Extending the answer of bjcolby15:
It is assumed that all of the weights are only allowed on one side of the scale and the object to be weighed is on the other side of the scale.
Any positive integer can be expressed in base $2$ format. In such a format, each digit in the expression will be either $1$ or $0$. This bijects to determining which weights to use to weigh the object.
For example, $7$ equals $111$, written in base $2$. This corresponds to using the three weights of $4$, $2$, and $1$ to equal a weight of $7$. Note, that under the assumption that each weight is either used on a specific scale or not, there are only $2$ choices for each weight. Either use it or not.
This is why base $2$ is so relevant. Because for each digit in a base $2$ representation, either the digit is $0$ (which corresponds to not using the weight) or $1$ which corresponds to using the weight.
See also, the Addendum below, which discusses an alternative assumption re the use of the weights.
Addendum
Changing the assumption of how the weights are to be used:
Suppose instead, that you place an object on the left scale, and that the weights may be placed on either the left scale or the right scale. This means that instead of having only $2$ choices for how to use each weight, you have $3$ choices:
Use the weight on the left scale, along with the object to be weighed. Imagine assigning the number $-1$ to the weight here.
Use the weight on the right scale, opposite the object to be weighed. Imagine assigning the number $+1$ to the weight here.

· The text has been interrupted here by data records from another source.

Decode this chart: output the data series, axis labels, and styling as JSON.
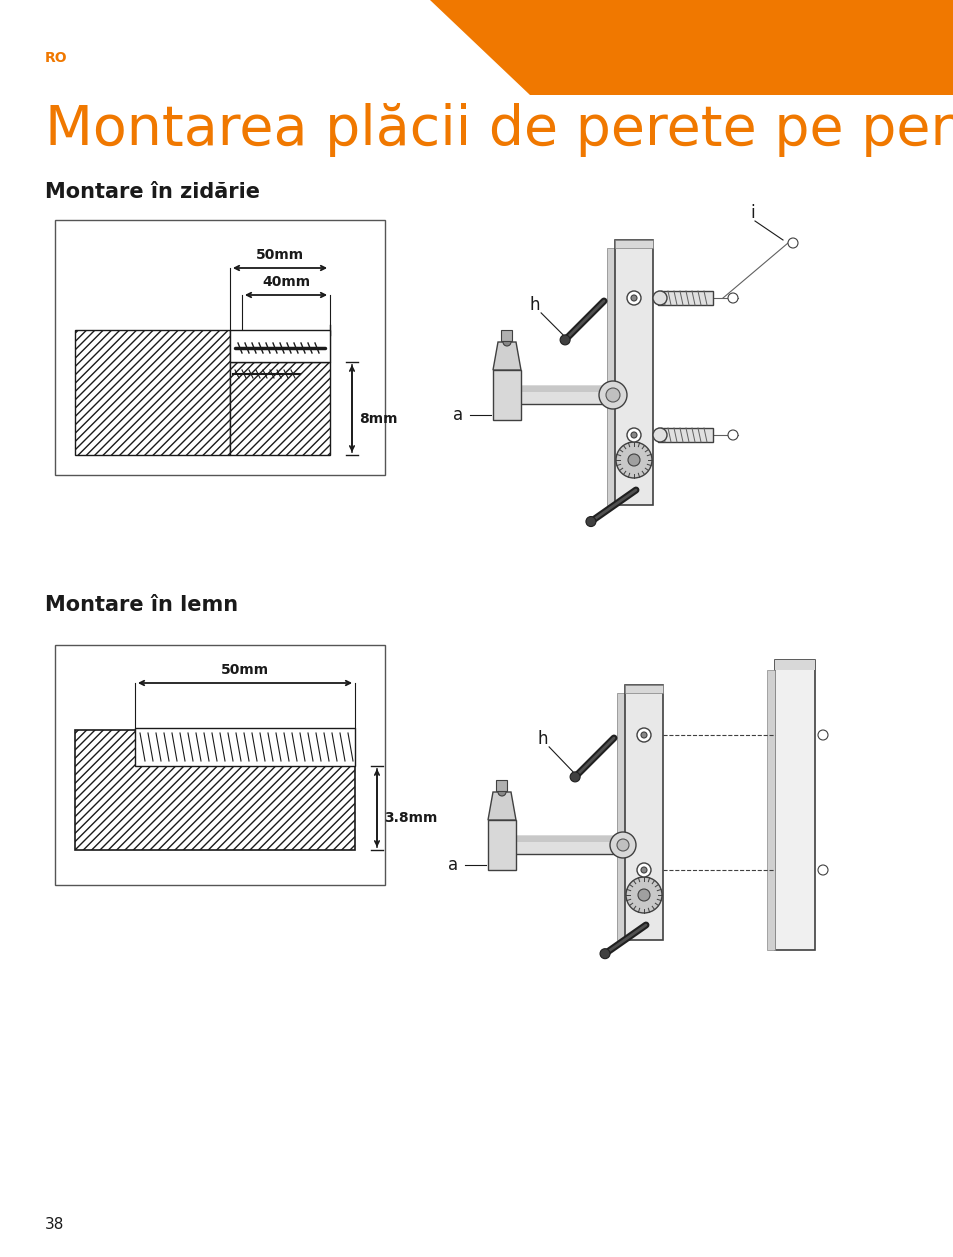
{
  "title": "Montarea plăcii de perete pe perete",
  "lang_label": "RO",
  "section1": "Montare în zidărie",
  "section2": "Montare în lemn",
  "dim1_top": "50mm",
  "dim1_mid": "40mm",
  "dim1_bot": "8mm",
  "dim2_top": "50mm",
  "dim2_bot": "3.8mm",
  "label_a": "a",
  "label_h": "h",
  "label_i": "i",
  "page_number": "38",
  "orange_color": "#F07800",
  "dark_color": "#1a1a1a",
  "bg_color": "#ffffff",
  "gray_color": "#888888",
  "light_gray": "#cccccc",
  "mid_gray": "#aaaaaa"
}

Don't use the weight at all. Imagine assigning the number $0$ to the weight here.
So, you have $3$ choices. This roughly corresponds to expressing numbers in a variant of the normal base $3$ format: instead of using the digits $0,1,2$, you use the digits $0,+1,-1$.
This is why (for example) $4$ weights are sufficient to weigh any object up to $40$. Because the weights of $1,3,9,27$ are used. Note that $\displaystyle 40 = \frac{3^4 - 1}{2}.$